11. LIMITION OF LIABILITY
Subject to Condition 1.1(b) Below where the Goods are sold to the person dealing as a consumer the Company’s liability (if any) whether in contract, tort or otherwise in respect of any defect in the Goods or for any breach of the Contract or of any duty owed to the Customer in connection therewith shall be limited in aggregate to the price of the goods. Where the Goods are sold to a person dealing as a consumer nothing in these Conditions shall affect the statutory rights of the Customer. In this Condition the word “Goods” shall include goods supplied pursuant to the provisions of Condition 10.
The Company shall have a general lien over all Goods and property o the Customer in the possession of the Company in respect of all unpaid debts due from the Customer to the Company.

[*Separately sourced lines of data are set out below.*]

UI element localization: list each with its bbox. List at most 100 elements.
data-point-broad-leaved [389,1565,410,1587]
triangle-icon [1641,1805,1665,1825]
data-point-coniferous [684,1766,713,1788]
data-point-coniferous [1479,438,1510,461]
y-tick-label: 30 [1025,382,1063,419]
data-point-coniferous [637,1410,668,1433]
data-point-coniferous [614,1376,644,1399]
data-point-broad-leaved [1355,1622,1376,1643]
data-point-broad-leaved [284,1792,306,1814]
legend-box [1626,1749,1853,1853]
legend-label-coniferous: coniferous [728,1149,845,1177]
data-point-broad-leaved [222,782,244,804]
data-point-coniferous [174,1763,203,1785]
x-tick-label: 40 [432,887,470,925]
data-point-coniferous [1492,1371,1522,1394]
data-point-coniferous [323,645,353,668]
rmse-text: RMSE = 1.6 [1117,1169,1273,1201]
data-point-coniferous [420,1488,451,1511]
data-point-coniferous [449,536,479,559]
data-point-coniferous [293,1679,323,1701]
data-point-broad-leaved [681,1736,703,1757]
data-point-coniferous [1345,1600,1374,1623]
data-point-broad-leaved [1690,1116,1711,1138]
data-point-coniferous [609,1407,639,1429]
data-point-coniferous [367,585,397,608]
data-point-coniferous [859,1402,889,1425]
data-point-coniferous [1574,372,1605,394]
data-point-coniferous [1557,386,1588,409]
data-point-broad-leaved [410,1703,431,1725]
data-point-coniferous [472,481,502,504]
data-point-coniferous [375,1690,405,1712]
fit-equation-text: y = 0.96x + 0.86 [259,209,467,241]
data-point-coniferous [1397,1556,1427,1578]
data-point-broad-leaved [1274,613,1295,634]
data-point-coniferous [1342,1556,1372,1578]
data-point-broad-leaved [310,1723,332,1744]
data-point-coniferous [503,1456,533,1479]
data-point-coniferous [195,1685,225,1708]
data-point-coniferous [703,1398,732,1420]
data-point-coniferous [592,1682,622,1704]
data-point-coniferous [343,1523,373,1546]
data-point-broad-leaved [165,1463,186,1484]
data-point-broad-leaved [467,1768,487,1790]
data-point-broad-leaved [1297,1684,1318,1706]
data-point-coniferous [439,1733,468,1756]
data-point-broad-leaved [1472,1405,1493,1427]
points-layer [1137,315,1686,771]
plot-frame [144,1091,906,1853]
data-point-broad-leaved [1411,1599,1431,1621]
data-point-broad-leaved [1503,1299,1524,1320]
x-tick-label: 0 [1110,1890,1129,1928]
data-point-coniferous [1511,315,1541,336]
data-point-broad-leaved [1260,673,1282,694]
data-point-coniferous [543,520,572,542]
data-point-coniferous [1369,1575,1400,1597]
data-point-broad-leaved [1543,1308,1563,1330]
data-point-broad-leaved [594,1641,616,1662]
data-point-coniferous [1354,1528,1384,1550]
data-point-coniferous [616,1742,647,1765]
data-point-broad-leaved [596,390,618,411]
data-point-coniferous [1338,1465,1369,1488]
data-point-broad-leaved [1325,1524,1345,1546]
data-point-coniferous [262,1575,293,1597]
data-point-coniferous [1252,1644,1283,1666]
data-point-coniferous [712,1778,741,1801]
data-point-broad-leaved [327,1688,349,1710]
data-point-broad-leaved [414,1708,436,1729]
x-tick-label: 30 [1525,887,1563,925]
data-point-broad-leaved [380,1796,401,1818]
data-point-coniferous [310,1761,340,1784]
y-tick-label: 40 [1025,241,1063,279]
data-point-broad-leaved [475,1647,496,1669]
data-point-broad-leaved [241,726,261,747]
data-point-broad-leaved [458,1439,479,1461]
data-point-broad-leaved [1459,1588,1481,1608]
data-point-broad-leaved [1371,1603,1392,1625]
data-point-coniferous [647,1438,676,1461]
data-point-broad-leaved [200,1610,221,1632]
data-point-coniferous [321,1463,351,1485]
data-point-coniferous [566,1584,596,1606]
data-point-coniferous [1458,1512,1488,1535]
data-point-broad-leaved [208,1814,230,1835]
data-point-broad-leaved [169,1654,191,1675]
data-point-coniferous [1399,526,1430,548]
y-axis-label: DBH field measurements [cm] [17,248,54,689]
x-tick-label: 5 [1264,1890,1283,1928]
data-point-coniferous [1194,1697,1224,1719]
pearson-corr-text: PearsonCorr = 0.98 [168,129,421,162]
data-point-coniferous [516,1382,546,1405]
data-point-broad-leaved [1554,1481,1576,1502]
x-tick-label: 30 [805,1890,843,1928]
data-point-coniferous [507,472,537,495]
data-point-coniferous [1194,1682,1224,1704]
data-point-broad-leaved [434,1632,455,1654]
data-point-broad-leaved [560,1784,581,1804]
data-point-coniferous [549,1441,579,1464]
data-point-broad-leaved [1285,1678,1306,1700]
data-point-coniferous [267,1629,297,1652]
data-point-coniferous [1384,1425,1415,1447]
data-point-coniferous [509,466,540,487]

If the Customer shall: make default in or commit any material breach of the terms and conditions of any Contract with the Company; or commit any act of bankruptcy or an order shall be made or an effective resolution shall be passed for the winding up of the Customer (other than for the purposes of amalgamation or reconstruction) or a meeting shall be convened for the purpose of considering a resolution that the customer shall be so wound up; or convene a meeting for the purposes of making or proposes or enters into any arrangement or composition for the benefit of its creditor; THEN AND IN THAT EVENT the Company shall have the right without notice to the Customer and without prejudice to any other claim or right which the Company may make or exercise to determine all or any of its Contracts then outstanding with the customer
No waiver by the Company of any breach of the Contract shall be considered as a waiver of any subsequent breach of the same or any other provision of that contract. These Conditions and all Contracts between the Company and the Customer shall be governed by and construed in accordance with Irish Law and the Company and the Customer submit to the jurisdiction of the Courts of Republic of Ireland. If any provision of these Conditions is held by any competent authority to be invalid or unenforceable in whole or in part the validity of the other provisions of these Conditions and the remainder of the provision and of these Conditions shall remain unaffected thereby.
(i) All communications hereunder shall be sent to the Company at Upper William Street, Limerick, quoting the Order Number and to the Customer at the address to which the contract is sent or to such other addresses as the Customer may stipulate in writing to the Company (ii) Communications sent by cable facsimile transmission or telex or delivered in person shall be deemed to have arrived when sent or as the case may be delivered. Communications sent by first class inland post or by Airmail post from overseas shall be deemed to have arrived 48 hours and seven days after posting respectively.